O avanço da inserção de jornalistas na área de comunicação institucional a partir desse período foi tão grande que se tornou o principal campo de atuação do jornalista no Brasil. O Sindicato dos Jornalistas Profissionais do DF calculava, já em 1993, que metade dos 25 mil jornalistas brasileiros estavam “direta ou indiretamente relacionados com as assessorias, consultorias e planejamento de comunicação” (Sant’Anna, 1993, p. 2). E, ao contrário do que ocorria antes, quando atuavam em assessorias profissionais com experiência em redações, torna-se cada vez mais comum o jornalista sair da faculdade diretamente para uma assessoria de comunicação. [9]

Paralelamente à assessoria de imprensa, a produção de publicações empresariais (jornais, revistas, boletins editados por empresas não-jornalísticas) passou a ser outro grande campo de atuação dos jornalistas em empresas não-jornalísticas. Criadas no Brasil como instrumento de relações públicas a partir da experiência americana, eram utilizadas por grandes empresas sob o pretexto de divulgar as atividades da organização.

Na realidade, faziam o contraponto ao movimento operário e buscavam anular os efeitos dos veículos de divulgação dos empregados, que haviam surgido nas últimas décadas do século anterior e mostravam-se bastante eficientes em despertar a atenção dos empregados.

Os chamados house-organs [10] surgiam principalmente nos momentos de conflito entre patrões e empregados, mas passam a ser dirigidos ao público externo. Apesar disso eram feitos, na maior parte das vezes, de modo improvisado por funcionários de boa vontade, mas sem experiência no assunto. Tavares (1992) mostra que as publicações jornalísticas empresariais assumiram não apenas o papel informativo, mas a “função auxiliar para atingir objetivos mercadológicos e também de interação”. Isto passou a ocorrer mais claramente, nas grandes empresas, a partir do final da década de 1960.

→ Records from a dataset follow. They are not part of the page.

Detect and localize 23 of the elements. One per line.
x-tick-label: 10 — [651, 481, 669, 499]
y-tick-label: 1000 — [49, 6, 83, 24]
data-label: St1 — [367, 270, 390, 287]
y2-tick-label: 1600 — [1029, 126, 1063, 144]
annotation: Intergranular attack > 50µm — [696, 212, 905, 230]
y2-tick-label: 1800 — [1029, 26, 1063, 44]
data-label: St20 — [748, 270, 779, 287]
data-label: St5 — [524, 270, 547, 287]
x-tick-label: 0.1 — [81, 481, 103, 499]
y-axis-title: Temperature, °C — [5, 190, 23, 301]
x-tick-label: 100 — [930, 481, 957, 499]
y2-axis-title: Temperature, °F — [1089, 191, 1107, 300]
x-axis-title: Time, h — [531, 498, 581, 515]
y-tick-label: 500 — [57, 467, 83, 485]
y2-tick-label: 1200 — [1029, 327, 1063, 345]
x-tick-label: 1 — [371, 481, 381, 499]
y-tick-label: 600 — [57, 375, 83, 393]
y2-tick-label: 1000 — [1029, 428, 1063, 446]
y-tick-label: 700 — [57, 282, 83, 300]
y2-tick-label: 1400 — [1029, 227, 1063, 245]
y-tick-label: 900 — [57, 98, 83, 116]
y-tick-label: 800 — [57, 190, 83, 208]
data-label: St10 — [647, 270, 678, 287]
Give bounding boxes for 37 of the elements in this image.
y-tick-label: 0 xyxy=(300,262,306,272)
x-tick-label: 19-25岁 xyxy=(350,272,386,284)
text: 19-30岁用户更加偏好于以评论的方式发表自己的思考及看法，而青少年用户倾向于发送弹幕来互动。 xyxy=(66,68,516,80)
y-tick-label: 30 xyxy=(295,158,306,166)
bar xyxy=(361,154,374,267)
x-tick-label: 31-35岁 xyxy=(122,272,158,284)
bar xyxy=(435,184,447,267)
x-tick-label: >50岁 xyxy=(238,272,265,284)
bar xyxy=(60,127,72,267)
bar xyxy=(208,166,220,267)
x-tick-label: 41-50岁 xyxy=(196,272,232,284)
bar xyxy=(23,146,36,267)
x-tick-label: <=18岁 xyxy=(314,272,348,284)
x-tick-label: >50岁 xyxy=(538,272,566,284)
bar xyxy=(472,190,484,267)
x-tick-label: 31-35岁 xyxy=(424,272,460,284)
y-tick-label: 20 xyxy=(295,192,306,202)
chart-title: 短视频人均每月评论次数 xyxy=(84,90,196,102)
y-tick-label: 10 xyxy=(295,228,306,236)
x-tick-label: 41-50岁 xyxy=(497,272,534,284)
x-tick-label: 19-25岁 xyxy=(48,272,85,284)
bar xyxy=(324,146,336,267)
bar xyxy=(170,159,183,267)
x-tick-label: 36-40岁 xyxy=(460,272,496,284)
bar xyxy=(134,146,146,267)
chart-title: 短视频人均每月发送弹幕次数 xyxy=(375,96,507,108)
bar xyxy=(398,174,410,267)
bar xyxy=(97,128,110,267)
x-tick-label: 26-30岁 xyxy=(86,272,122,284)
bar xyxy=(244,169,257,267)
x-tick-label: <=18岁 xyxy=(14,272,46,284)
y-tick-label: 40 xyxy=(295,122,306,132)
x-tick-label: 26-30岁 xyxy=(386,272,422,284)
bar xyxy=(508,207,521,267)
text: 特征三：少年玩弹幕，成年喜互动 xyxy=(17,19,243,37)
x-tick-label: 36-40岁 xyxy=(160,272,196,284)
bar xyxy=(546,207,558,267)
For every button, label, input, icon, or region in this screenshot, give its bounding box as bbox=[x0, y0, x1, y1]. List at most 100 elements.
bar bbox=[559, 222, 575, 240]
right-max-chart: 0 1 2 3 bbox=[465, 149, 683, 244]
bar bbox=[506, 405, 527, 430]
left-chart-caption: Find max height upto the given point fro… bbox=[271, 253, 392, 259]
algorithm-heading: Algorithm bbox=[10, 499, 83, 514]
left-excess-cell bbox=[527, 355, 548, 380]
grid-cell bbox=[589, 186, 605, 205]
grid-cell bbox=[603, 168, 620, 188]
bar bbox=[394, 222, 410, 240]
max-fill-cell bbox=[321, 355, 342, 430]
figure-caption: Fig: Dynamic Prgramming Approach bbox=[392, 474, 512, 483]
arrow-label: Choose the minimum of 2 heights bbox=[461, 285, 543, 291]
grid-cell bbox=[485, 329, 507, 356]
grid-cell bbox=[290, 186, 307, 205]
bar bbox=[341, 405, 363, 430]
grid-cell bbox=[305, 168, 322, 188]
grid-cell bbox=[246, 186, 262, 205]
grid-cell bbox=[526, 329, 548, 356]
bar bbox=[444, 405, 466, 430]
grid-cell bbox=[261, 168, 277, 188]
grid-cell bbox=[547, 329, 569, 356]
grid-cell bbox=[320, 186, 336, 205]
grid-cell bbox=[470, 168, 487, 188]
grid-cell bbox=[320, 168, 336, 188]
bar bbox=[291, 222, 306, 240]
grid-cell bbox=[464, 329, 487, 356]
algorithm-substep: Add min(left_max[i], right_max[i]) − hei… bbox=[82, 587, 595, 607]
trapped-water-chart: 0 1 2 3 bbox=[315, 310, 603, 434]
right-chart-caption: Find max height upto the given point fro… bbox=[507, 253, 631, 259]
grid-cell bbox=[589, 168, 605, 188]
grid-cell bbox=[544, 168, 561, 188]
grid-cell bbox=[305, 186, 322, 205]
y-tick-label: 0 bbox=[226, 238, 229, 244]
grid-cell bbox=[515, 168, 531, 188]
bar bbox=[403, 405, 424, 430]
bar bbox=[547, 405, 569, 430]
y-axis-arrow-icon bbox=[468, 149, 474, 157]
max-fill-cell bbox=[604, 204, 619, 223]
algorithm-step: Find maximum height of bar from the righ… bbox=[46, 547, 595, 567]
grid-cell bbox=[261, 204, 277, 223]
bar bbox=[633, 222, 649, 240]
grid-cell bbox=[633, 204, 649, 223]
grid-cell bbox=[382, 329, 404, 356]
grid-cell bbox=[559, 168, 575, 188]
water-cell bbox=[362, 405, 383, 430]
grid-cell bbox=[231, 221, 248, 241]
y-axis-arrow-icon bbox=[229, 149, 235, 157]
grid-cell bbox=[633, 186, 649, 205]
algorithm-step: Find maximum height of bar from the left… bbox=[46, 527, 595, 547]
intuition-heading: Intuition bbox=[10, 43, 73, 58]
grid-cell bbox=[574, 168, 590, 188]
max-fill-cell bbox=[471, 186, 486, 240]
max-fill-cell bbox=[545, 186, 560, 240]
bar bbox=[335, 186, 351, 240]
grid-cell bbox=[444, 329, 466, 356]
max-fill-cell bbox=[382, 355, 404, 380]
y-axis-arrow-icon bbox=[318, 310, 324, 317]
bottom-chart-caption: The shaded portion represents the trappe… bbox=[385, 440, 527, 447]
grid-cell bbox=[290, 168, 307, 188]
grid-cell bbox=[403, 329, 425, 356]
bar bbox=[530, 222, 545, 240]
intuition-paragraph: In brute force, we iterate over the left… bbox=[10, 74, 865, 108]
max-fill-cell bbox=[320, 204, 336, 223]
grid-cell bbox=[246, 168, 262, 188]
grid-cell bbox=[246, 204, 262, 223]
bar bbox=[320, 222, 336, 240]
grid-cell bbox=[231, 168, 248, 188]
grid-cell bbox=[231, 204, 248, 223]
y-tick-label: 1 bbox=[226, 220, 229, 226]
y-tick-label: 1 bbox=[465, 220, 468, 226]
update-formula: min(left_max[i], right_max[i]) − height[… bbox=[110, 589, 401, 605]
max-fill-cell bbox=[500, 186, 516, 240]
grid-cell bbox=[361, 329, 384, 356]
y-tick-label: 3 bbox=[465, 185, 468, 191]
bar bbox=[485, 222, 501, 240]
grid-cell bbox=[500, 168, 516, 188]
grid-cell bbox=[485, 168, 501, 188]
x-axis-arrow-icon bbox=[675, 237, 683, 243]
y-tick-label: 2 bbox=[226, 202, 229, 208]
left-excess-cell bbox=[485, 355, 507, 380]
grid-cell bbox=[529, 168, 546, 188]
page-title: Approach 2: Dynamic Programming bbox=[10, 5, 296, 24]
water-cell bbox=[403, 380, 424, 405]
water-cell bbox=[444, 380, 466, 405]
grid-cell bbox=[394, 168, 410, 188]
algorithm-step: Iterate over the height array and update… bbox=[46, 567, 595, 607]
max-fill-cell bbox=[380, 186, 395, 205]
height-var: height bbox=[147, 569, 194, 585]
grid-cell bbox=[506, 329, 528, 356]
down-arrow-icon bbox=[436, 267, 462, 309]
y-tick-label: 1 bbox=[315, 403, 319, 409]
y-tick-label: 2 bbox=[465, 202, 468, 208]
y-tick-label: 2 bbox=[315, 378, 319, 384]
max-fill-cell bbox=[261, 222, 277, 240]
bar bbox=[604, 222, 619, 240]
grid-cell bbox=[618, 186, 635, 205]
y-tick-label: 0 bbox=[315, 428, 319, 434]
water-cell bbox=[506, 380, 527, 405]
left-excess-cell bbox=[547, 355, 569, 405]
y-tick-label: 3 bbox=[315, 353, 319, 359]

Como na assessoria de imprensa, as transformações sociais, notadamente a abertura política e o surgimento de um forte movimento sindical, fazem com que as empresas necessitem estabelecer canais mais sofisticados com seus públicos, inclusive empregados. “O jornalismo empresarial tem de diminuir sua lentidão burocrática interna, aprender a ser mais veloz e transformar sua linguagem e artigos em material de genuíno interesse do público-alvo” (Luduvig, 1994, p. 29).

Assim, há investimento em profissionais e na qualidade dos produtos jornalísticos das empresas. Como conseqüência, na década de 1980 também se estabelece a profissionalização em larga escala dos produtos de comunicação empresarial a partir de modelos tradicionais da comunicação de massa (vídeos institucionais e educativos, TV e rádio internos, jornais murais, boletins, revistas).